How much of this is covered by insurance? What is the insurance deductible? Any comments on that?
Can you give us the numbers for maintenance costs from the first year to date?

  • Network operator dispatches Collins Electric (separately contracted by MLP) maintenance contractor who sends MLP a bill
  • No real payroll- Shrewsbury has a ton of people and full payroll for cable tv operation
  • Make sure there is a clear tree of who calls who when and management on that e.g. dispatch to X
  • Levels of maintenance vary – simple problems go to local electrician arranged by MLP
  • Maintenance contractor charges are portal to portal so the farther away the contractor is located the higher the cost
  • Be clear on what homeowners are responsible for- e.g. up to and including the optical network terminal belongs to town/MLP and is a town expense. If something on Ethernet etc that’s inside the house then it’s the customer expense. Homeowner digs conduit and breaks the fiber- Leverett’s maintenance contractor will fix but the customer will pay. Make sure you are clear on who pays but the work will still be done by one of the MLP contractors. Same as the phone company. MLP has a right of entry agreement with residents to access property to install and maintain on property- if you don’t have a right of entry then you cannot build to the house—need to have a contract on this.
  • $10K deductible on PURMA all-hazards plant insurance.
  • No different deductible for named storms
  • 1 storm – 1 claim
  • Routine maintenance — $60K is now the best guess we have for maintenance costs at this point, based on first year operation.
  • MLP can do payments in lieu of taxes as a way to transfer money to town – that could work but it’s your MLP decision
  • When maintenance expenses are higher than anticipated may have to do per cost recovery on bills, until new estimate of annual expenses is built into operating budget

Network Operator Fee, HG&E

How are the roles of these two companies delineated and who is responsible for holding each of them accountable to working with each other? If there was a dispute between Crocker and HGE re: responsibilities who would settle it?

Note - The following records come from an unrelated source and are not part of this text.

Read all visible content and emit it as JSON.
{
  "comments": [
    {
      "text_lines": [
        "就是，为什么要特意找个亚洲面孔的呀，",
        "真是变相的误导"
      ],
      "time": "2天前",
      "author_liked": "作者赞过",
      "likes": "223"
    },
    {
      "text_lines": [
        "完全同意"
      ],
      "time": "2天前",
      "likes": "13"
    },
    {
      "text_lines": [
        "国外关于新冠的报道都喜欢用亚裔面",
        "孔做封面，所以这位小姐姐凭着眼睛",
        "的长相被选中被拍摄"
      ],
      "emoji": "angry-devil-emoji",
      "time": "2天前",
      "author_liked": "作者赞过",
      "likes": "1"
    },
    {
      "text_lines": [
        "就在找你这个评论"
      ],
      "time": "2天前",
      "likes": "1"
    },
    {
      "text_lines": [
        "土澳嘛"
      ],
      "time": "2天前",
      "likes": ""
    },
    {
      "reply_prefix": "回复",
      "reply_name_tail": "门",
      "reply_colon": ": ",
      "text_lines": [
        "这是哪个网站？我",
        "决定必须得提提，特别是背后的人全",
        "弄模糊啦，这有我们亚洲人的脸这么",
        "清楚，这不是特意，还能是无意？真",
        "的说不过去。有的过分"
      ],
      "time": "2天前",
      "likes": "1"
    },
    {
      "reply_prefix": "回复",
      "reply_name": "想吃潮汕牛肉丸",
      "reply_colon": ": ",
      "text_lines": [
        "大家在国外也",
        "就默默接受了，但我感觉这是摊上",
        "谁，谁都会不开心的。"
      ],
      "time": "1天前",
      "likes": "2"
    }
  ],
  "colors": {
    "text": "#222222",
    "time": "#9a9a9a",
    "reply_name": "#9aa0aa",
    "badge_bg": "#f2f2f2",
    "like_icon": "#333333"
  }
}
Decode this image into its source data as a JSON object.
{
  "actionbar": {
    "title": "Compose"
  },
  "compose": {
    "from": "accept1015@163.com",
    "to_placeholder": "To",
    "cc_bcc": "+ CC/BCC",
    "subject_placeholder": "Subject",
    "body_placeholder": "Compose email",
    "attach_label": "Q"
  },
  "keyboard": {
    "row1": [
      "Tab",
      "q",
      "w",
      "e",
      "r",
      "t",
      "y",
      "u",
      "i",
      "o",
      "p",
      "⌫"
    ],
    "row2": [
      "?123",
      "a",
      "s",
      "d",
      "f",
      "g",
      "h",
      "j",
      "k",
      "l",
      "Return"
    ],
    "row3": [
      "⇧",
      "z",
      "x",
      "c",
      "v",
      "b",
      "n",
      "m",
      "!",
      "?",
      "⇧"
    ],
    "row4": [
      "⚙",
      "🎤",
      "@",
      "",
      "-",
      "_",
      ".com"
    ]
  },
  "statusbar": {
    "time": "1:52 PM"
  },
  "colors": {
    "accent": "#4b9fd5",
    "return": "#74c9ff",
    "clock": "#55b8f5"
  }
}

  • For the first year Leverett used HG&E (Network Operator) to handle maintenance, and now are using Collins. HG&E are still a backup. HG& E still is the network operator. Collins Electric, from Chicopee is the primary service company for serious maintenance issues, i.e.: broken cable. There is also a local electrician in Leverett who handles smaller jobs, i.e.: no power to an ONT.
  • HG&E provide a range of services that we can tap into; Axia doesn’t deal with us- they deal with HG&E. That includes the cost for the middle mile.
  • Contract with the network operator- you can see on the website how we present this. See public drop box (see link below under Resources) includes things like HG&E and ISP contracts.
  • Axia won’t deal with the town- not a vetted service provider so we leverage HG&E here. Single largest cost is the backhaul here—Axia talks to the engineers rather than the Select Board. HG&E talks to them.
  • There is a dispute resolution clause in the contract (MLP handles disputes between network operator and ISP); good checks and balances. They bring different skill sets so leverage them both.
  • Split of responsibilities: Network Operator gets signal to hub in Springfield (middle mile, physical plant out here, etc.) THEN once it meets up in Springfield it connects to ISP
  • HG&E deals with the equipment vendor (Calix)
  • No annual fee from Crocker
  • Had contract with Crocker one year before build completed
  • Contract with Crocker is for 3 years
  • Received 2 competitive bids this year for ISP –
    • OTT Communicationsthey operate Granby MA Telephone (ISP Customers in Maine)
    • Crocker


What questions should we be asking/ considering that you wished you had included from a legal perspective? Where do you suggest we build in flexible language?
You currently list your legal costs at $5,000 annually. Previously it was set at $10,000.
Was this expense higher leading up to and during the build, or was this adjustment due to budgeted vs. actual? If expenses were higher prior to first year of operation, do you have an itemization of these expenses?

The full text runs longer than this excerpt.